Just as 2011 will be remembered as the year of ongoing Arab spring in that part of the world, for the advanced economies the equivalent will be the Occupy movement. Inspired by the Spanish Indignados, and initiated by the Adbusters group in the Anglophone world, the movement spread to some almost one hundred cities around the world.
Whilst a multi-faceted movement it was most certainly an outgrowth of the global financial crisis of the late 2000s. More specifically however it was a condemnation of the extensive use of corporate welfare (for example in the U.S.) as a means to stablise the economy during that period with the recipients simply using this public money to improve their own financial situation, especially when matched with austerity measures to make up for the shortfall in public finance.
An understandable slogan that has resulted from this has been the comparison of the "99 percent" versus the "1 percent", along with the recognition "We are the 99 percent". There was anger at the rise of the income share of the wealthiest 1 percent of households and their political control ("Of the 1%, By the 1%, For the 1%). Whilst it is theoretically possible to increase to increase the income of a small group without upsetting the overall distribution (the Gini coefficient), this has not occurred. Overal inequality of wealth in the U.S. and China in particular has increased significantly in the past thirty years, with the UK and India also having notable recent increases.
Thus the Occupy movement was, quite sensibly, founded primarily on moral messages. Not only was there an argument of responsibility ("those who cause the problem should pay for it"), there was also a utilitarian ethic ("people should contribute according to ability"). For as much as one provides a detailed analysis of the economy with carefully grounded reasons backed by strong data, the emotional and objective reality was that people were hurting and there was a breach of a sense of fairness. It is that which inspires public action.
As participants would know the forces of the State came down hard on the Occupy movement when they could, despite a commitment of non-violence by the movement. Whilst brilliantly organised through new social media, a strength of Occupy in the public space was the use of decentralised and participatory democracy in managing local events.
In the wake of the occupations there have been, as expected, numerous articles on what the next step should be. Some have argued the need for concrete demands", others the need for the occupiers to become entrenched into the mainstream progressive organisations (and vice-versa). Whilst both these propositions are completely correct, there is also a need to look at why the Occupy movement eventually tapered. For as much as it to did generate interest and alter the political discourse for a while, the movement is essentially over for the time being. The question remains "why"?

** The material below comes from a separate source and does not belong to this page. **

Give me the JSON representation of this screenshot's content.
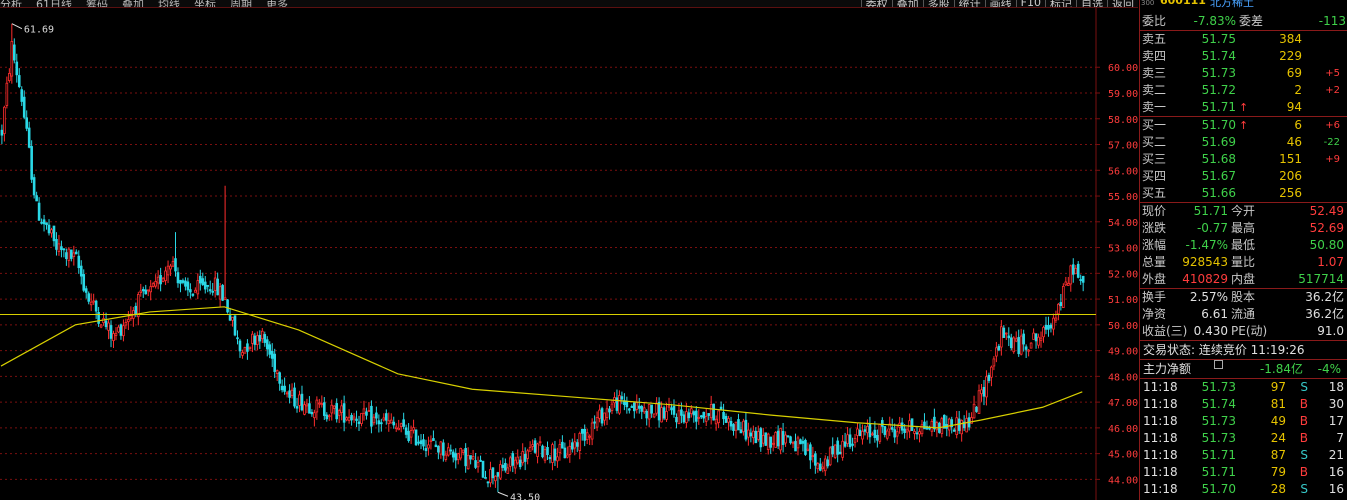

The occupation of public space could only be maintained in the longer term if there was a genuine mass public participation orientated towards the reorganisation of society (the last chapter of Arendt's classic "On Revolution" is particularly illustrative of this need). Simply put, the political situation had not yet reached that level. Under these circumstances it was inevitable that the conservative argument of "You've had your protest, now move on" was going to gain traction. A related response was the attempt of some to turn the tactic of occupation into a principle, the "Occupy Everything" approach (there is an ironically entitled online journal of this name. In the long run, this aided critics of the movement as it increasingly detracted from the strongest message; the movement wasn't about the occupation of public spaces, it was about inequality, the mismanagement of the economy, and the robbery of public wealth.